Rothman has a great post about why someone may choose a managed security services provider (MSSP), and the comments are excellent. I’d certainly read more about people’s experiences with an MSSP both from the vendor but also the customers.
I’m pretty skeptical of the value, but totally agree with Rothman’s bullet points on why you’d go with one. Really, I think there are good reasons, and the best might be offloading the lower hanging alerts and events to someone else, and then blending what’s left into internal staff (the hybrid approach). But I just have a lot of skepticism of the value that could be provided to anything but the smallest businesses and largest enterprises…or those that have an extremely big interest in being solid with security (e.g. banks).
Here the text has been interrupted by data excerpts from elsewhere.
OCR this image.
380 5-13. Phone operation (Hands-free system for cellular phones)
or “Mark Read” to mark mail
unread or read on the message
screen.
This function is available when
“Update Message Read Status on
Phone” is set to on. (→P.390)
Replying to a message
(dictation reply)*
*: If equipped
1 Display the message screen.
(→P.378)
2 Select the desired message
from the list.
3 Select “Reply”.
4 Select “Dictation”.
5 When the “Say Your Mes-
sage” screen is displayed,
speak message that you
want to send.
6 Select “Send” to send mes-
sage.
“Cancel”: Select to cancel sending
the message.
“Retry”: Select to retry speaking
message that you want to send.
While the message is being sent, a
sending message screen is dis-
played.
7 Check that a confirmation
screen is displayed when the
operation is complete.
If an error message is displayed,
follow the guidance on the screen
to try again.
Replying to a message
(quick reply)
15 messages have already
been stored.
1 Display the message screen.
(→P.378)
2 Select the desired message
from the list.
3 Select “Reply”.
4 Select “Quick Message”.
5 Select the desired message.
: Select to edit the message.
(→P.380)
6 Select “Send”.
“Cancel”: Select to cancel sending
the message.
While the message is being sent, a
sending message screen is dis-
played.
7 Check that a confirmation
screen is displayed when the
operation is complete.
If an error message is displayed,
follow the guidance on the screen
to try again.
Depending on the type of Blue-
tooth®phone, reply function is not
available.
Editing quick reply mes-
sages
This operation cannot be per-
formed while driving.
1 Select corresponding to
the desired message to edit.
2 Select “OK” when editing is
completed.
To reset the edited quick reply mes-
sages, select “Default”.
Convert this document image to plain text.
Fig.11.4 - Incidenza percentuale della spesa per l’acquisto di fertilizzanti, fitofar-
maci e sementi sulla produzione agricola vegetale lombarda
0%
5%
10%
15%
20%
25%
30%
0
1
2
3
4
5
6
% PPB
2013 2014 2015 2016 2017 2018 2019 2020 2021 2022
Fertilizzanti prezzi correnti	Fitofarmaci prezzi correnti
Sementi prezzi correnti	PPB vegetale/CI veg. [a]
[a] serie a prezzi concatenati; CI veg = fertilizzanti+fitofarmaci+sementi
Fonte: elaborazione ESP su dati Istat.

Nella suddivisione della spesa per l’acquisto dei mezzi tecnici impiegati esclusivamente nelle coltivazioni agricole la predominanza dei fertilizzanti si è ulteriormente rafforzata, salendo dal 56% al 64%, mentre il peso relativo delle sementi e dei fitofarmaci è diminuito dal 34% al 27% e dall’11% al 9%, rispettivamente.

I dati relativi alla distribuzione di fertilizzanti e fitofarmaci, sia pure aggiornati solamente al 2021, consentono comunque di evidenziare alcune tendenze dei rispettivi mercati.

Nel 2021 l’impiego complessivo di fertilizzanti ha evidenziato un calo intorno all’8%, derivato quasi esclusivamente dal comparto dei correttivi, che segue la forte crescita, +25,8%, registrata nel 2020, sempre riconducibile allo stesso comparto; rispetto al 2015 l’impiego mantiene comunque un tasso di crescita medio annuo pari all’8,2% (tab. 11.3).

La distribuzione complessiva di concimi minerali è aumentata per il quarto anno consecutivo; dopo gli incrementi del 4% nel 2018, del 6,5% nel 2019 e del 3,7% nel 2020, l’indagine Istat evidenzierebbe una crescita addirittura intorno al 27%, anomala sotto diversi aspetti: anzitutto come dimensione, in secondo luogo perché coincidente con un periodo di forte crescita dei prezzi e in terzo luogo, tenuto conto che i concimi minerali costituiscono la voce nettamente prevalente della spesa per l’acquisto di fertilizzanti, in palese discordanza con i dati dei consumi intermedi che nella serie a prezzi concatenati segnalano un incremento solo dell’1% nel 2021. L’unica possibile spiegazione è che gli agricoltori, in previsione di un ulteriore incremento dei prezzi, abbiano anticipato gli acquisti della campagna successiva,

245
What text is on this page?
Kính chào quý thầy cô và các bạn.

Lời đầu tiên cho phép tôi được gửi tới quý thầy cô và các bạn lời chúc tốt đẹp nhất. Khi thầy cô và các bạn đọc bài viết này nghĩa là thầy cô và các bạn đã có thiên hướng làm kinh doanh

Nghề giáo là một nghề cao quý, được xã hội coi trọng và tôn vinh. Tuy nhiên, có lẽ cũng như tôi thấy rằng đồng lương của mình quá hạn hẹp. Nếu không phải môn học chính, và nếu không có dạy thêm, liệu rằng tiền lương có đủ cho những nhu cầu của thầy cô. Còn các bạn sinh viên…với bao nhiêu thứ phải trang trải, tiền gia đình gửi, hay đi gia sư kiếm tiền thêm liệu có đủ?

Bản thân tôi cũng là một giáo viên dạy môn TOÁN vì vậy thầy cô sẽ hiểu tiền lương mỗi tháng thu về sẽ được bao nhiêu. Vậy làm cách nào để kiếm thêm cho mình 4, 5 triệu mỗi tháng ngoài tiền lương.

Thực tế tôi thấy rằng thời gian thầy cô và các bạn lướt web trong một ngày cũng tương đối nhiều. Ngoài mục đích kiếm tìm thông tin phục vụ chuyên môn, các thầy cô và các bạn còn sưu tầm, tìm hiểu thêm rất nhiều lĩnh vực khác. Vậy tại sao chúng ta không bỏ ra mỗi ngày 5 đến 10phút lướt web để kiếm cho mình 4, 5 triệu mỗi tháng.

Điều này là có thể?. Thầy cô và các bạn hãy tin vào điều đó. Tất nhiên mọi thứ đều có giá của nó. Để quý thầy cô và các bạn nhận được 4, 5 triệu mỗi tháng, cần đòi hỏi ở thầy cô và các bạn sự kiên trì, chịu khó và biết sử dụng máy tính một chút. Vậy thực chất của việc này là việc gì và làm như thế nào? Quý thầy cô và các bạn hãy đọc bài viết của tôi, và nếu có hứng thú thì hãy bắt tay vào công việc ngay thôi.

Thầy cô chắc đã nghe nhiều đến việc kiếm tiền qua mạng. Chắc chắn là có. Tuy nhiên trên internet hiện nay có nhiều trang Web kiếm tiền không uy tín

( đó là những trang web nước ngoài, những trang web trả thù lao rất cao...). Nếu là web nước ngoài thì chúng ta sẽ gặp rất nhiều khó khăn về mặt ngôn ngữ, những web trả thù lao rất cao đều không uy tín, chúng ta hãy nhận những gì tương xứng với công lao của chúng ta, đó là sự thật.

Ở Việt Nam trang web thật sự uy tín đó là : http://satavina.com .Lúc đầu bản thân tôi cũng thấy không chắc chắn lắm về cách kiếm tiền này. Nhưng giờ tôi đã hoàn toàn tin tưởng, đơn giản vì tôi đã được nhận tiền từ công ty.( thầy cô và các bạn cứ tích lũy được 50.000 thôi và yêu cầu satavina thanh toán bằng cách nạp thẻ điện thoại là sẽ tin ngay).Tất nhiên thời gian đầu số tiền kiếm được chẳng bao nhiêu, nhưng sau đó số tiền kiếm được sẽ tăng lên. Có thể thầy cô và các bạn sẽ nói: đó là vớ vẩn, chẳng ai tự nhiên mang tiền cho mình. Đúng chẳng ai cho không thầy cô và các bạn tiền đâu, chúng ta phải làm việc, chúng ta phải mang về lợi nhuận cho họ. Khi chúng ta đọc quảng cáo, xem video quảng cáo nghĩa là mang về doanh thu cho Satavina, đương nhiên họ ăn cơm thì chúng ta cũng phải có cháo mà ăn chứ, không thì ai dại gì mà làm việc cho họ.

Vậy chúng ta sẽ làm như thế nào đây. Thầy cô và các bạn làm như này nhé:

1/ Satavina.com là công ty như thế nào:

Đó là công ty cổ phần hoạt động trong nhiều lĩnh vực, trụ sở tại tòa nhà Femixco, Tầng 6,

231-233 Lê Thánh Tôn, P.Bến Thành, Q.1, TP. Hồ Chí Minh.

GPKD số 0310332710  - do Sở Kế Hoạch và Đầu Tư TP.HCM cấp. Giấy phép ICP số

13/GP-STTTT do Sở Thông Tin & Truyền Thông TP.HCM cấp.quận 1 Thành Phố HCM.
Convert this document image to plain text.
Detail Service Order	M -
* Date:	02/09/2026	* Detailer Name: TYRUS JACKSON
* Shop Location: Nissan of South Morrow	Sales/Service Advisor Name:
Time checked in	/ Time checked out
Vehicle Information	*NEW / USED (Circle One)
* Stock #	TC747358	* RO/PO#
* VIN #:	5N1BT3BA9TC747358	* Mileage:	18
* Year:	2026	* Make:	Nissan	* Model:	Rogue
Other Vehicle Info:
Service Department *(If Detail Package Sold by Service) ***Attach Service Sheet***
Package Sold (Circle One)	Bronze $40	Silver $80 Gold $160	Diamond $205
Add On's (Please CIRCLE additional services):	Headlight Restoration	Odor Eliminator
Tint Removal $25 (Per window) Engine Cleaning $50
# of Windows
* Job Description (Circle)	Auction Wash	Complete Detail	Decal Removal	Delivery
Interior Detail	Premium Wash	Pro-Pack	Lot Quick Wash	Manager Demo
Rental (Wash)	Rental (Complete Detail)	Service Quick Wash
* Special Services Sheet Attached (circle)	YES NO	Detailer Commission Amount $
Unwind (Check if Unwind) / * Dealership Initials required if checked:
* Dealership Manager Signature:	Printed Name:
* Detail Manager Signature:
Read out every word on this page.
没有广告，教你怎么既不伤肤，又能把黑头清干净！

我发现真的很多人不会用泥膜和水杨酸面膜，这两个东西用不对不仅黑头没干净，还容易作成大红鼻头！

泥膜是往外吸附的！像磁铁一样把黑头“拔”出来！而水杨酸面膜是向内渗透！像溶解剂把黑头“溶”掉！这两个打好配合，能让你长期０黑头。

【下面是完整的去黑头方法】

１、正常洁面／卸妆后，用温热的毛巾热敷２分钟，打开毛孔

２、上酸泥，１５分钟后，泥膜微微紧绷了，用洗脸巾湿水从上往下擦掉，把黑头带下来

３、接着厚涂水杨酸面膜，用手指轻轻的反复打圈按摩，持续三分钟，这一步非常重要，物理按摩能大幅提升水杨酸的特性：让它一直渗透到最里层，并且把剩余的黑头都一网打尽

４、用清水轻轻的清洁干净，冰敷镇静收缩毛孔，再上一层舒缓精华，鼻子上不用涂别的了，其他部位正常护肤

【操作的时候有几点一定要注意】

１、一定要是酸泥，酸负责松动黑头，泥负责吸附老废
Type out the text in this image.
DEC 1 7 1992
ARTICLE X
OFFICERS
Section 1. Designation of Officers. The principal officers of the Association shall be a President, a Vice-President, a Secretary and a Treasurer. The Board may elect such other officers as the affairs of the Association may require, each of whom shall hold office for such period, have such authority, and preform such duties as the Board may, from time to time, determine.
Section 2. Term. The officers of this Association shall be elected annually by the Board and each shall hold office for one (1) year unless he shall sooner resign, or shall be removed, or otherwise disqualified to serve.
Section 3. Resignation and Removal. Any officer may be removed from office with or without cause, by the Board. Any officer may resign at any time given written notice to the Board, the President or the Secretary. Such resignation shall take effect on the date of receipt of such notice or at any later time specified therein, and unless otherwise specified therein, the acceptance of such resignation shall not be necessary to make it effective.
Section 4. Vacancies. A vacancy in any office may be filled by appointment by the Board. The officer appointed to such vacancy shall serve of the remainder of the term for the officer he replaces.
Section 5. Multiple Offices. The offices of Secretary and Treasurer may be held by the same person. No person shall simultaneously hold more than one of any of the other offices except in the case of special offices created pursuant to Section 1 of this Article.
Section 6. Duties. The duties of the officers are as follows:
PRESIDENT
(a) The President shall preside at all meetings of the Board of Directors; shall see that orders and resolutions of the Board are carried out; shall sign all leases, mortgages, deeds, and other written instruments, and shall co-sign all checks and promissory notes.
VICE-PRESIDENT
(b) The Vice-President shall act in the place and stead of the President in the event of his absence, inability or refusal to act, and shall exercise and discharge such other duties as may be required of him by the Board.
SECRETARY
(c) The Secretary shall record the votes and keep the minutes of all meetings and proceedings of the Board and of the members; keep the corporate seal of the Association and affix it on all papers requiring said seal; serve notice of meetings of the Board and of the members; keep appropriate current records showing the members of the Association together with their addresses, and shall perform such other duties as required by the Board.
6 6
My skepticism comes from the convergence of operations and security, where changes may influence security events and visibility. For instance, when IPS visibility is minimized because operations needed a SPAN port for a while. Or when the SoC team can’t investigate an incident properly because they’re an outside entity without any real access to the customer devices. Or when a network layout is changed which creates gaps that the SoC team has no chance to anticipate.
Part of my skepticism is also my distance from the tasks at hand as well. I often imagine an MSSP SOC as little more than a smarter, more efficient, but less powerful automated alerting mechanism. Sure my IPS and AV and SIEM can log and interpret and send me alerts on important issues, but what is my MSSP going to give me beyond that stuff in the first place? Are they going to decide that all that ARP crap on my network isn’t worth 10k false alarms a day? Are they going to know that all those UDP connections opening at 9pm every night are tied to a single automated SQL job? Are they going to know that a Slapper alert on my firewall is useless because I don’t run Apache, or vice versa?
It just seems tough to me to think an MSSP SoC is going to be very effective except against the most obvious stuff, and even then with lots of luck.